The <kernel> field (3rd) is pretty obvious when it's called that, but it's often called <os> instead since "linux" is an oddity for regularly having a <libc> component that differs. On many systems it includes version data (again, Linux is the oddity for having a stable syscall API/ABI). One notable exception: if a GNU userland is used on BSD/Solaris system, a "k" is prepended. "none" is often used for freestanding/embedded compilation, but see <obj>.

The <libc> field (main part of the 4th) is usually absent on non-Linux systems, but mandatory for "linux". If it is absent, the dash after the kernel is usually removed, except if there are ABI components. Note that "gnu" can be both a kernel (Hurd) and a libc (glibc). Android uses "android" here, so maybe <libc> is a bit of a misnomer (it's not "bionic") - maybe <userland>?

<abi>, if present, means you aren't doing the historical default for the platform specified by the main fields. Other than "eabi" for ARM, most of this is for "use 32-bit pointers but 64-bit registers".

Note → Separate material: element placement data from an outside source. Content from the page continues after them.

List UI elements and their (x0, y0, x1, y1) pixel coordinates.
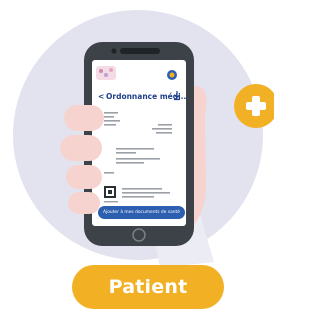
speaker-icon (120, 48, 160, 54)
patient-badge: Patient (72, 265, 224, 309)
screen-title: Ordonnance médi... (106, 92, 188, 101)
doctor-logo-icon (96, 66, 116, 80)
illustration: < Ordonnance médi... Ajouter à mes docum… (0, 0, 274, 309)
back-chevron-icon: < (98, 92, 105, 101)
illustration-graphic (13, 10, 274, 268)
qr-code-icon (104, 186, 116, 198)
avatar-icon (167, 70, 177, 80)
camera-icon (111, 48, 117, 54)
add-to-health-documents-button: Ajouter à mes documents de santé (98, 206, 185, 219)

<fabi> can be "hf" for 32-bit ARM systems that actually support floats in hardware. I don't think I've seen anything else, though I admit the main reason I separately document this from <abi> is because of how Debian's architecture puts it elsewhere.

<obj> is the object file format, usually "aout", "coff", or "elf". It can be appended to the kernel field (but before the kernel version number), or replace it if "none", or it can go in the <abi> field.

IshKebab 5 days ago | parent [-]

Nah I dunno where you're getting your information from but LLVM only supports 5 components.

See the code starting at line 1144 here: https://llvm.org/doxygen/Triple_8cpp_source.html

The components are arch-vendor-os-environment-objectformat.

It's absolutely full of special cases and hacks. Really at this point I think the only sane option is an explicit list of fixed strings. I think Rust does that.

jcranmer 5 days ago | parent | next [-]

You're not really contradicting o11c here; what LLVM calls "environment" is a mixture of what they called libc/abi/fabi. There's also what LLVM calls "subarch" to distinguish between different architectures that may be relevant (e.g., i386 is not the same as i686, although LLVM doesn't record this difference since it's generally less interested in targeting old hardware), and there's also OS version numbers that may or may not be relevant.

The underlying problem with target triples is that architecture-vendor-system isn't sufficient to uniquely describe the relevant details for specifying a toolchain, so the necessary extra information has been somewhat haphazardly added to the format. On top of that, since the relevance of some of the information is questionable for some tasks (especially the vendor field), different projects have chosen not to care about subtle differences, so the normalization of a triple is different between different projects.

LLVM's definition is not more or less correct than gcc's here, nor are these the only definitions floating around.

o11c 5 days ago | parent [-]

Hm, looking to see if the vendor field is actually meaningful ... I see some stuff for m68k and mips and sysv targets ... some of it working around pre-standard vendor C implementations

Ah, I found a modern one:

  i[3456789]86-w64-mingw* does not use winsup
  i[3456789]86-*-mingw* with other vendors does use winsup
There are probably more; this is embedded in all sorts of random configure scripts and it is very not-greppable.
o11c 5 days ago | parent | prev [-]

LLVM didn't invent the scheme; why should we pay attention to their copy and not look at the original?

The GNU Config project is the original.

IshKebab 5 days ago | parent [-]

The article goes into this a bit. But basically because LLVM is extremely popular and used as a backend by lots of other languages, e.g. Rust.

Frankly being the originators of this deranged scheme is a good reason not to listen to GNU!